Мы переходили ручей вброд вслед за коровьим стадом. Ручей был чистый и
холодный, и я до ломоты в ступнях вглядывался в каменистое дно, надеясь
отыскать золотой самородок. Иногда солнечный луч указывал на него в торопливой
воде — у меня часто колотилось сердце. Долго, не веря, держал я в руке речной
голыш, мгновенно высыхавший на солнце до последней
прожилки… Дедушка окликал меня, и я спешил, стараясь не угодить в теплые
коровьи лепешки.
Меня усаживали в седло. Конь фыркал, подергивая гладкой кожей, шевелил
ушами, но, как я ни бил пятками, не скакал рысью. Шарик — тот вообще не лаял и
беспрестанно зевал. Шерсть у него свалялась катышками, глаза — черные пуговки —
слезились. Дедушка говорил, что лошадь и собака тоже на пенсии.
Возвращались в сумерках. Коня теребили за гриву, меня — за чуб. Шарику
кидали кость — он молча вилял
хвостом. Струйки кизячного дыма утекали в вечернее небо под перезвон ведер,
призывное «ир, ир, ир!» («подь, подь,
подь!») неслось над крышами. Коровы мычали в ответ и
шли по дворам. Шли домой и мы.
Вечером или в плохую погоду сидели вокруг печки. Я, дедушка и собака
Шарик. Сердито шипели мокрые поленья, за окном скулил ветер. Дедушка сидел на
низкой скамеечке и курил трубку. Булькало в чайнике, гудело в трубе, под полом
пищали мыши. Розовые отсветы гуляли по
темным стенам, лизали дедушкины морщины. Где-то далеко кричала
неведомая птица. Было ничуть не хуже, чем в хижине на берегу Миссисипи.
— Какое смешное слово, — дедушка выпустил из-под усов колечко дыма. Оно
сразу же убежало в приоткрытую дверь печи. — Ми-си-си… как?
— Миссисипи! — повторил я и бросил взор на компас. — На языке индейцев —
Большая река.
Собака навострила уши и
посмотрела мне в глаза.
— Ишь ты! — поцокал языком дедушка. — Совсем не по-бурятски!
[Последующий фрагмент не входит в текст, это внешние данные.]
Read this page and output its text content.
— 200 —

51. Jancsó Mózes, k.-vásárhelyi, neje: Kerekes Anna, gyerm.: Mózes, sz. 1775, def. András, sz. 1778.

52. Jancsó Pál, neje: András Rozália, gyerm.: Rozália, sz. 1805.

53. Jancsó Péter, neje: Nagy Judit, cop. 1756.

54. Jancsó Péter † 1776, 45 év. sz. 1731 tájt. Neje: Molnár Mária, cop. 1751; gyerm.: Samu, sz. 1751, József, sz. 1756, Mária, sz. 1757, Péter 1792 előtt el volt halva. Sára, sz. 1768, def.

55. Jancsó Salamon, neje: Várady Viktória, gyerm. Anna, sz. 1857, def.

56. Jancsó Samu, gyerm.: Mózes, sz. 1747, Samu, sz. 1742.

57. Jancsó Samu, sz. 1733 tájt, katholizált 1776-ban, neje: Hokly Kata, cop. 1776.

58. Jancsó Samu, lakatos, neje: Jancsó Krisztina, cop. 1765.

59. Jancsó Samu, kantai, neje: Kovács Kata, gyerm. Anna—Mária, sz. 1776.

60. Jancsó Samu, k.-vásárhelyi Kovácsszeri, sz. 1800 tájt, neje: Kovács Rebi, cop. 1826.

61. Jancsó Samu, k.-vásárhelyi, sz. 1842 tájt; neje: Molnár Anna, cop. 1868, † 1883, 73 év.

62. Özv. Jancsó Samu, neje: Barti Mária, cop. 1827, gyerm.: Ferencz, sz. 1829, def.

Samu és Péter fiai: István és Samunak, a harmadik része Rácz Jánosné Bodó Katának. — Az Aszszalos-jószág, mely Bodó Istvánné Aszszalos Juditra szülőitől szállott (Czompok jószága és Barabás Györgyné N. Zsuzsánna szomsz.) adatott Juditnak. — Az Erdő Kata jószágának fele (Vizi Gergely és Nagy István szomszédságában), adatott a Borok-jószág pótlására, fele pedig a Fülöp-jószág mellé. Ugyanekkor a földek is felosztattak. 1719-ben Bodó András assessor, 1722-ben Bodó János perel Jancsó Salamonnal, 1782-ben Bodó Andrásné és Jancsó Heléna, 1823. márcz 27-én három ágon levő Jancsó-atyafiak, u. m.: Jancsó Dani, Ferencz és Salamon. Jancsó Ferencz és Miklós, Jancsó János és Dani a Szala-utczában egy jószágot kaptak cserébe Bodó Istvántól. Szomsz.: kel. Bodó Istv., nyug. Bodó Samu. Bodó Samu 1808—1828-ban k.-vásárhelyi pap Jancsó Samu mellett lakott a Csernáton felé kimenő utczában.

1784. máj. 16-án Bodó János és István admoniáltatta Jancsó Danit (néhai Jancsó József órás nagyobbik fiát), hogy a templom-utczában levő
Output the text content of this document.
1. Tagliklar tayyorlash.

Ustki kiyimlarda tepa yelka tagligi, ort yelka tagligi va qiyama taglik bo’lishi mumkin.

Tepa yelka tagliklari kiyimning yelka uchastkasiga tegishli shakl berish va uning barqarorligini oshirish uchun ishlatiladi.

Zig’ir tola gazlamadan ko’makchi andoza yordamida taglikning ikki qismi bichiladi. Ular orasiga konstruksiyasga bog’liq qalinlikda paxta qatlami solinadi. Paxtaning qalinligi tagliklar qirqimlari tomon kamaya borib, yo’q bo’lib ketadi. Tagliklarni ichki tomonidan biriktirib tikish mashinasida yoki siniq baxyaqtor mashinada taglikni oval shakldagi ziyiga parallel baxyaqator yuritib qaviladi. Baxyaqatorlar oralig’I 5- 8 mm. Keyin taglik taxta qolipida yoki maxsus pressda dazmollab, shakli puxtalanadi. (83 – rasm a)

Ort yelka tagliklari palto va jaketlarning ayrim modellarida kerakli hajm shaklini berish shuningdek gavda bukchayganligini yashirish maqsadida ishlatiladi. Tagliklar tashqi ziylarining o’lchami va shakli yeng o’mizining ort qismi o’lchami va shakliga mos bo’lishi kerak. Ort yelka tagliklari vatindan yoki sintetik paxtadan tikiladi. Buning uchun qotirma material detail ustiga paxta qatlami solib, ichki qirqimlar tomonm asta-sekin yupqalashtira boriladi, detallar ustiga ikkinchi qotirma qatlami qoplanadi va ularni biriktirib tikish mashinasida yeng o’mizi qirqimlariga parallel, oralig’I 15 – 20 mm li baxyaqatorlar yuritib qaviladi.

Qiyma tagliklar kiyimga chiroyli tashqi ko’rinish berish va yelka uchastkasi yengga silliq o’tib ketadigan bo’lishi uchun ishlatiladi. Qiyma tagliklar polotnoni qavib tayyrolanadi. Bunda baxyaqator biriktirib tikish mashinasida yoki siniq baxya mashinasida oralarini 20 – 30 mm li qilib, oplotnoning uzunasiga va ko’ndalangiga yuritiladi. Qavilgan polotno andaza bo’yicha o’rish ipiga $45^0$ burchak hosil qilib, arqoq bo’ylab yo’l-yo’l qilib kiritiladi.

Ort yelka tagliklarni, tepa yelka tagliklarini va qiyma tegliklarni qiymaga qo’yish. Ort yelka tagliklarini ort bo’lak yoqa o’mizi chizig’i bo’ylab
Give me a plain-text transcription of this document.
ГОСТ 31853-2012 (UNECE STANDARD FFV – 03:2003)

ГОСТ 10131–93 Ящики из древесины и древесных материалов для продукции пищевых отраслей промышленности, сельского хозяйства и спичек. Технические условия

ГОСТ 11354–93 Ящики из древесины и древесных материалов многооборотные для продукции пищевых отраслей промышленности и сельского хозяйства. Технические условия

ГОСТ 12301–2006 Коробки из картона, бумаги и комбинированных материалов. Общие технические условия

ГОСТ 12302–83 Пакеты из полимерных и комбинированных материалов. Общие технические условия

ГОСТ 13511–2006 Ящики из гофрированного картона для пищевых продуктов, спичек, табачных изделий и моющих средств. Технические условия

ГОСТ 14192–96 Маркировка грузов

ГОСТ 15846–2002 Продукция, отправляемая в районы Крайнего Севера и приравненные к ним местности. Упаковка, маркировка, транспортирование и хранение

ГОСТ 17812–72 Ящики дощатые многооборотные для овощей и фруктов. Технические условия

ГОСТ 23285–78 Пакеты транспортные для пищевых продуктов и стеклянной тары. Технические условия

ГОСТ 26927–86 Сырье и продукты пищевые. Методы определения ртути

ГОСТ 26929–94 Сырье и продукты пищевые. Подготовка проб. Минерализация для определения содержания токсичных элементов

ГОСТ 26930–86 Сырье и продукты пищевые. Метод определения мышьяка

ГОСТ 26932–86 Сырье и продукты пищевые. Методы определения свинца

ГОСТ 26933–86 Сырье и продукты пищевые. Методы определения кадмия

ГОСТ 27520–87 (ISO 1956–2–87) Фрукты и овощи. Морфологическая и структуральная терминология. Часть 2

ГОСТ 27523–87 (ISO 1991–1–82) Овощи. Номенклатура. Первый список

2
На огонек заходил сосед, горбатый старик Агван,
и тоже цокал языком, обнажая беззубый рот. Дедушка сказал, что Агван знает все, потому что бывал в Тибете. А это так же
далеко, как Миссисипи… Поздний гость перебирал четки, будто считал кедровые
орешки, кланялся загадочно улыбающимся бурханам-божкам.
Я засыпал под тихий стариковский говор.
Однажды в степи, когда коровы забрели в сосновый лесок, я сорвал травинку
и стал водить ею по карте мира. Дедушка отпустил коня и заглянул через плечо:
— Э-э… скажи, а где течет река… Большая река?
— Миссисипи? — подмигнул я Шарику. Тот вильнул хвостом и зевнул.
— Во-во! — оживился дедушка. — Ми-си-си… Смешное слово!
Ветер услужливо перелистнул страничку школьного
атласа. Я ткнул травинкой в Северную Америку. Она была похожа на толстую акулу
с раскрытой пастью: вот-вот проглотит Кубу, словно рыбку.
— А мы где? — заволновался дедушка.
Кто-то жарко дыхнул в ухо. Я оглянулся. Шарик внимательно изучал Америку
своими глазами-пуговицами.
Я быстро нашел голубую слезинку Байкала.
— Ух ты! Мы, значит,
тут, а они, значит, там!.. — почесал под шапкой дедушка и провел темным ногтем
по Миссисипи.
Шарик осторожно понюхал карту и фыркнул — Америка была явно несъедобной.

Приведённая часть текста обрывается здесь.